The property commonly referred as self-* is a collection of one or more reflexive properties expressing the ability of changing some aspects of the working behaviour of a computing entity. In most cases self-* can be translated to some of self-configuration, self-optimization, self-healing, self-protection but there are various further self-* properties. The aim of autonomic computing is to incorporate most of the self-* properties into computing systems.

The driving force behind developing self-* functionalities is identified as the complexity of integrating large-scale heterogeneous computing systems into a single one. The most notable trends nowadays in this direction are Grid and mobile computing. Accordingly, the self-* chapter is organised around these two computing platforms. The design space of self-* services is extensive, hence, instead of a taxonomy-like presentation, some representative cases are chosen to introduce and demonstrate various aspects of self-* issues, their use cases and the best practices. More specifically:

  • Some high-level models that are governing self-management are introduced. They are usually based on some analogy to emulate self-* behavior found in nature.

  • Issues related to self-optimization and self-healing is introduced in a numerical simulation example in grid computing.

  • Autonomic brokering plays a crucial role in establishing self-* behavior in Grid computing. Grids must be instrumented with flexible, decentralized decision making capabilities, whereas clients need a robust distributed computing platform that allows them to discover, acquire, federate and manage the capabilities necessary to execute their decisions.

  • Dynamic self-deployment of services that is a novel and unique technique. It is an example for supporting different phases of service lifecycles by self-* capabilities, bootstrapping in the certain example.

  • Dynamic adaptation, further self-optimization, self-healing and self-configuration issues are introduced in a mobile environment via multimedia and transactional examples.

Software systems built on top of Service-Oriented Architectures (SOA) use a triangle of the three operations "publish", "find" and "bind" in order to decouple the participants in the system.
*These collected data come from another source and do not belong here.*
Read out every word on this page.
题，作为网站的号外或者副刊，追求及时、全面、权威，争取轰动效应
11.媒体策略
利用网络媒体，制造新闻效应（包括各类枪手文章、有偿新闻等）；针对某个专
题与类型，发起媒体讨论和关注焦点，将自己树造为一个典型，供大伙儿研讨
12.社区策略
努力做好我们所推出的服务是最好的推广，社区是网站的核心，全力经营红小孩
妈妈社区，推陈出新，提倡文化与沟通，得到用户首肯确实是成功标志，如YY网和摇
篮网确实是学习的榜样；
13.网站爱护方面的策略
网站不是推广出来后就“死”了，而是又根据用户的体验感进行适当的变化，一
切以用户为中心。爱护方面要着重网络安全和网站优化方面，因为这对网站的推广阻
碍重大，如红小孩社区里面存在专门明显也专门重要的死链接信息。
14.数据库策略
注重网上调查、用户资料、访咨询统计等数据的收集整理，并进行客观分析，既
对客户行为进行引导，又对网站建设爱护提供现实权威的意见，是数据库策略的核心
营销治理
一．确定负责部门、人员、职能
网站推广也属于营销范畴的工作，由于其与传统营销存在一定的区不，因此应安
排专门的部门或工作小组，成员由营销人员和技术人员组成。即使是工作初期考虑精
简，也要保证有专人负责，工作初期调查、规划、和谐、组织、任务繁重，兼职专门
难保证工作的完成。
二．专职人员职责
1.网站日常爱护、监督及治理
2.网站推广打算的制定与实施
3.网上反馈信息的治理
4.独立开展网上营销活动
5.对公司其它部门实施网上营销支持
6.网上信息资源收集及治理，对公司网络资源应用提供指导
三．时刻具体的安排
The problem of "finding" services is usually referred to as Service Discovery. Service Discovery is defined as the act of locating a machine-understandable description of a Web Service that may have been previously unknown and that meets certain criteria. Traditionally, SOA-based systems rely on centralized discovery mechanisms, such as centralized service registry standards (e.g., UDDI or the ebXML registry, ebXMLRR) or centralized indices. By contrast, there are many research approaches that rely on decentralized storage, mainly to get away from the single point of failure problem that centralized registries pose, and to increase scalability. Such approaches include distributed UDDI clouds, P2P-based service registries (e.g., PWSD or the P2P registry proposed by Schmidt and Parashar). Distributed approaches also include agent-based solutions, such as DASD (DAML Agents for Service Discovery). Another interesting research question in Service Discovery is how queries can be formulated, i.e., what retrieval mechanisms are used. The usual approach here is to use keyword matching, using results from the Information Retrieval community. A variant of keyword-based searching is the Vector Space Search Engine presented by Platzer and Dustdar. More advanced than these approaches is signature-based matching. These approaches use the (WSDL) interfaces of Web services to inform the search. Prominent examples include Woogle, SPRanker, WSQBE and the Service Discovery Framework presented by Zisman et al. Semantics-based approaches use Semantic Web Services technologies for Service Discovery, such as OWL-S (or its predecessor DAML-S), SAWSDL or WSMO. Context-based approaches, which include the query context (such as location or user preferences) in the discovery process can be seen as an extension to the other matchmaking approaches (rather than a replacement). Much work in this area has been carried out by Zisman, Spanoudakis et al. Another orthogonal topic is QoS-based service discovery, i.e., finding services that comply to certain non-functional constraints. Lately, languages are being proposed to enhance registries with QoS data, or to model QoS (QML). Work in the area of QoS-based WS matchmaking has been carried out by Kritikos and Plexousakis (OWL-Q).

The scope of Dynamic Binding is somewhat different to Service Binding: Dynamic Binding assumes that a service has already been discovered, and now has to be connected to. An early approach to dynamic binding has been developed within the SeCSE project (WS-Binder). Similarly scoped was the JOpera framework, that also incorporated some dynamic binding ideas. Recently, the VRESCo project proposed a new infrastructure for service-oriented computing, that also assumes that dynamic binding is the foundation on which loosely-coupled service-based systems are built. A topic closely related to Dynamic Binding is Dynamic Invocation. Dynamic Invocation considers that it is not so easy to dynamically invoke recently discovered, previously unknown Web services. Apache WSIF is the well-established service framework used for Dynamic Invocation. However, recent toolkits such as DAIOS advance the concepts of Dynamic Invocation to include topics such as RESTful Web services and service mediation between incompatible services.

Seemingly, self-* services and service registry, discovery and binding are very loosely coupled but in an operational service based infrastructure they are related and may rely on each other. Most self-* functionalities, like self-healing and self-optimization for instance, obviously need information about the available services that can be obtained by service discovery. Self-deployment is both relying on the information of service registries and maintaining them. Also, version management is essential in the presence of self-deployment, from a practical point of view they are belonging to the same scope of problems. Self-* brokering in grids, that can be a potential solution for optimization, fault tolerance and adaptation, is strongly related to service discovery mechanisms. On the other hand, in certain cases service registry and discovery techniques may require some degree of self-* behavior to ensure fault tolerance or context awareness.

Service infrastructures are the technical foundation on which research within the other JRAs is based:

  • Adaptation and Monitoring of services demands for a strong infrastructural background (e.g., service monitoring is only feasible in a well-defined end-to-end service environment). Additionally, service adaptation has some clear requirements towards discovery of alternative services. Monitoring is also an essential functionality for establishing self-* services. Also, self-* and adaptability has much in common.

  • The same is also true for adaptable Service Compositions. Adapting compositions demands for a well-defined service infrastructure and mature service discovery mechanisms. Furthermore, Engineering and Design develops methodologies and techniques which are used to implement service infrastructures themselves, and introduces the life-cycle of services that is also relevant for autonomic services).